Matthew Kroenig, vice president of the Atlantic Council, said the US could also strike Iranian naval bases, nuclear and missile sites, while targeting senior personnel as it did in 2020 when Qassem Soleimani, head of the IRGC’s Quds Force, was assassinated in Iraq.
“Deterrence works by convincing an adversary that the costs to attacking the United States and its allies and interests greatly outweighs any conceivable benefits,” he said, adding that limiting retaliation to its proxy forces “would be read in Tehran as a sign of weakness and simply stoke a continued cycle of violence”.
This retaliation, however, would inevitably trigger an Iranian response.

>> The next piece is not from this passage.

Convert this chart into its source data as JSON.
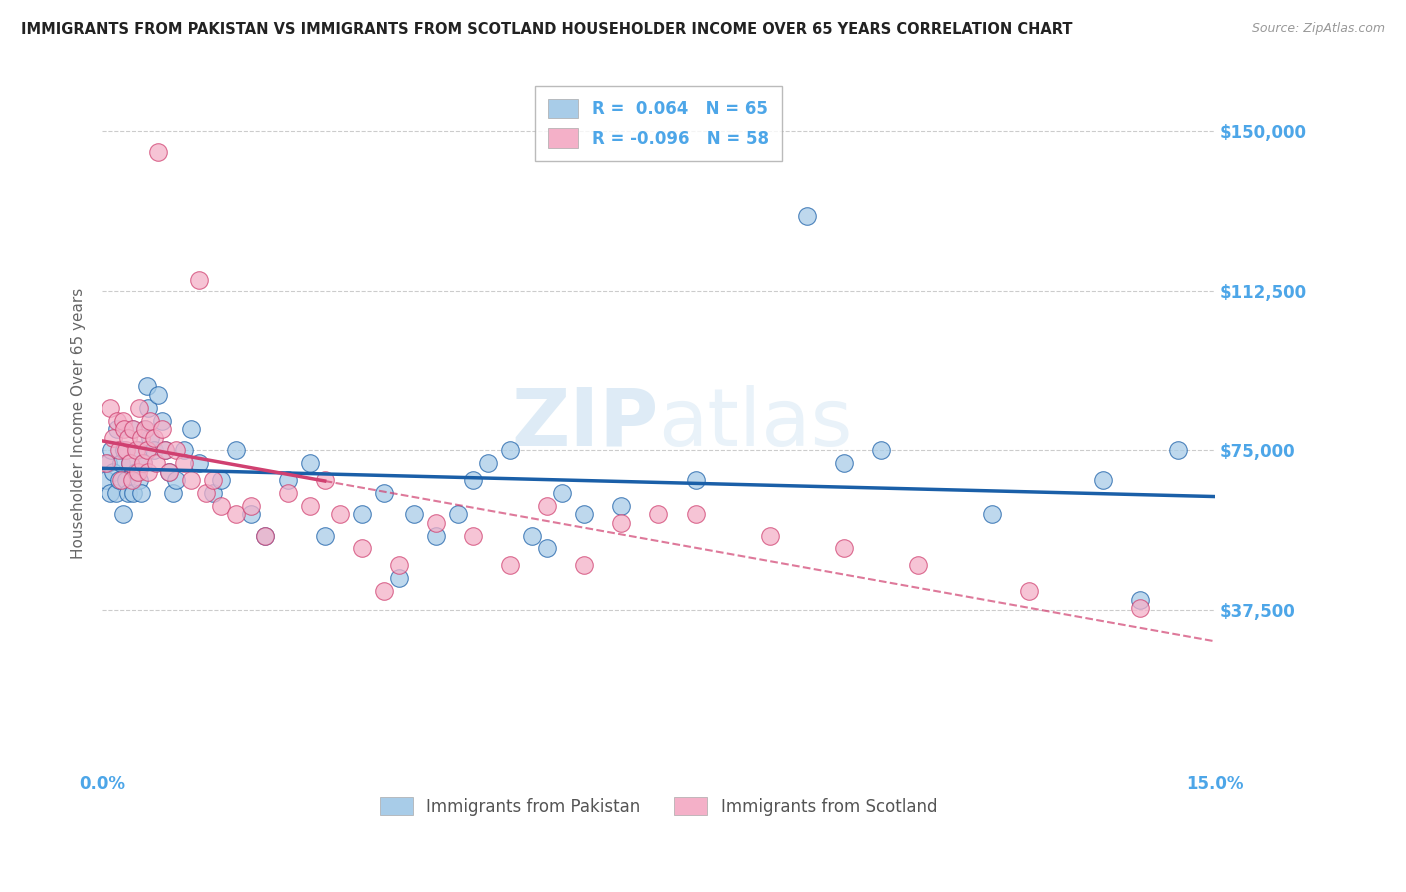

The 21-mile Strait of Hormuz is the world’s most significant oil artery: more than 20 million barrels of crude pass through it every day and 80 million metric tonnes of liquefied natural gas every year, representing 20 per cent of the global supply of both.
If Iran starts striking ships in the strait, or even tries to blockade it entirely, the war could regionalise – bringing in Saudi Arabia, Kuwait and UAE who all export through the Strait – and fuel prices would soar worldwide.
The impact that would have on the average American would be significant at the best of times, let alone in an election year. With Mr Biden almost certain to be taking on the more isolationist Donald Trump in November’s presidential contest, that risk may well convince the White House that strikes on Iran itself are a step too far.